War of the Rebellion: Serial 059 Page 0176 KY., SW. VA., TENN., MISS., ALA., AND N. GA. Chapter XLIV.

Search Civil War Official Records


March 28, 1864.

Captain MUNROE,

Assistant Adjutant-General, Cairo, Ill.:

The wives and children of the officers at this post have been placed on board the Crawford instead of the Jewess, as I indicated in my dispatch to Mr. Olds. Anything that you can do or advise to procure them comfort will be appreciated.

Forrest is concentrating at Clinton. Lightest force at Blandville at latest accounts. They will in all probability come in two columns. The men who came from Madrid are disciplined, and will add greatly to the defense of the place; will try to keep you advised of matters here.


Lieutenant and Aide-de-Camp.


Memphis, Tenn., March 28, 1864.

Major L. F. BOOTH,

Commanding First Battalion, First Alabama Siege Artillery:

SIR: You will proceed with your own battalion to Fort Pillow and establish your force in garrison of the works there. As you will be, if I am correct in my memory, the senior officer at that post, you will take command, conferring, however, freely and fully with Major Bradford, Thirteenth Tennessee Cavalry, whom you will find a good officer, though not of much experience.
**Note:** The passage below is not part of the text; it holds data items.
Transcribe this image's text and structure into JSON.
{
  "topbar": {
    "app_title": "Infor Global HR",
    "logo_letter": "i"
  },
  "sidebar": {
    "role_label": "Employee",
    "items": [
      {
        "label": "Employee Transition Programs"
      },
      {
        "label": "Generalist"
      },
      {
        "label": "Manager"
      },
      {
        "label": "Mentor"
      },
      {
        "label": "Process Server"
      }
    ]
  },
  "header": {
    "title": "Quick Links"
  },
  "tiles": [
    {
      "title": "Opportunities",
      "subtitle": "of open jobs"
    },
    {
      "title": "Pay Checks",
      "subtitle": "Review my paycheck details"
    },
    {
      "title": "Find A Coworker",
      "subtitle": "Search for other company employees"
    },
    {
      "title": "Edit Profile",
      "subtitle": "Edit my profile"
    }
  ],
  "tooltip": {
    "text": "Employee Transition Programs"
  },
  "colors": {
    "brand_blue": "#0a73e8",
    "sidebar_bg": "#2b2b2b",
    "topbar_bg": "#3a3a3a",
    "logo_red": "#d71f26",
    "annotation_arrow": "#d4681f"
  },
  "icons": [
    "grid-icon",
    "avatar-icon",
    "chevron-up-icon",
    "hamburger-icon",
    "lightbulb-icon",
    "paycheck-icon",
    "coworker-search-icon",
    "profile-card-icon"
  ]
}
There are two points of land fortified at Fort Pillow, one of which only is now held by our troops. You will occupy both, either with your own troops alone, or holding one with yours and giving the other in charge to Major Bradford.

The positions are commanding and can be held by a small force against almost any odds.
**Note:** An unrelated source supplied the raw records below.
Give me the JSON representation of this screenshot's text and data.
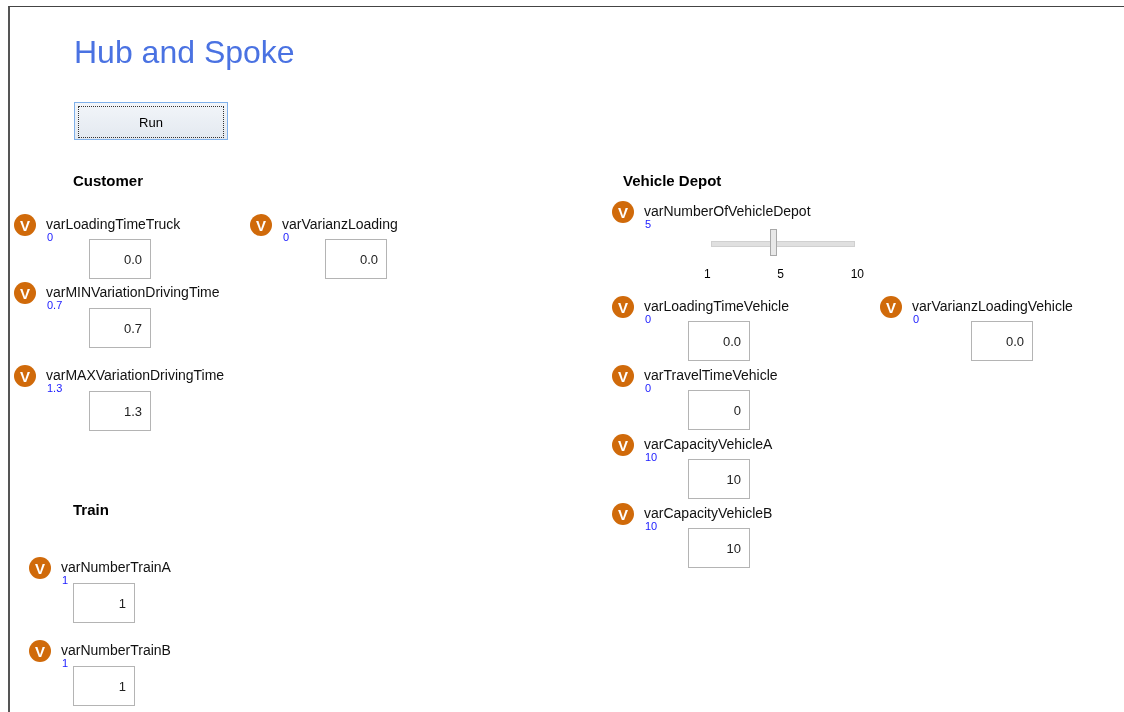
{
  "title": "Hub and Spoke",
  "run_button": "Run",
  "sections": [
    {
      "heading": "Customer",
      "variables": [
        {
          "kind": "field",
          "icon": "V",
          "name": "varLoadingTimeTruck",
          "value": "0",
          "field": "0.0"
        },
        {
          "kind": "field",
          "icon": "V",
          "name": "varVarianzLoading",
          "value": "0",
          "field": "0.0"
        },
        {
          "kind": "field",
          "icon": "V",
          "name": "varMINVariationDrivingTime",
          "value": "0.7",
          "field": "0.7"
        },
        {
          "kind": "field",
          "icon": "V",
          "name": "varMAXVariationDrivingTime",
          "value": "1.3",
          "field": "1.3"
        }
      ]
    },
    {
      "heading": "Train",
      "variables": [
        {
          "kind": "field",
          "icon": "V",
          "name": "varNumberTrainA",
          "value": "1",
          "field": "1"
        },
        {
          "kind": "field",
          "icon": "V",
          "name": "varNumberTrainB",
          "value": "1",
          "field": "1"
        }
      ]
    },
    {
      "heading": "Vehicle Depot",
      "variables": [
        {
          "kind": "slider",
          "icon": "V",
          "name": "varNumberOfVehicleDepot",
          "value": "5",
          "level": 0.44,
          "ticks": [
            "1",
            "5",
            "10"
          ]
        },
        {
          "kind": "field",
          "icon": "V",
          "name": "varLoadingTimeVehicle",
          "value": "0",
          "field": "0.0"
        },
        {
          "kind": "field",
          "icon": "V",
          "name": "varVarianzLoadingVehicle",
          "value": "0",
          "field": "0.0"
        },
        {
          "kind": "field",
          "icon": "V",
          "name": "varTravelTimeVehicle",
          "value": "0",
          "field": "0"
        },
        {
          "kind": "field",
          "icon": "V",
          "name": "varCapacityVehicleA",
          "value": "10",
          "field": "10"
        },
        {
          "kind": "field",
          "icon": "V",
          "name": "varCapacityVehicleB",
          "value": "10",
          "field": "10"
        }
      ]
    }
  ]
}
I shall send you at this time two 12-pounder howitzers, as I hope it will not be necessary to mount heavy guns.

You will, however, immediately examine the ground and the works, and if in your opinion 20-pounder Parrotts can be advantageously used, I will order them to you. My own opinion is that there is not range enough. Major Bradford is well acquainted with the country, and should keep scouts well out and forward all information received direct to me.

I think Forrest's check at Paducah will not dispose him to try the river again, but that he will fall back to Jackson and thence cross the Tennessee. As soon as this is ascertained I shall withdraw your garrison.

Nevertheless, act promptly in putting the work in perfect order and the post into its strongest defense. Allow as little intercourse as possible with the country and cause all supplies which go out to be examined with great strictness. No man whose loyalty is questionable should be allowed to come in or go out while the enemy is in West Tennessee. The post must be held.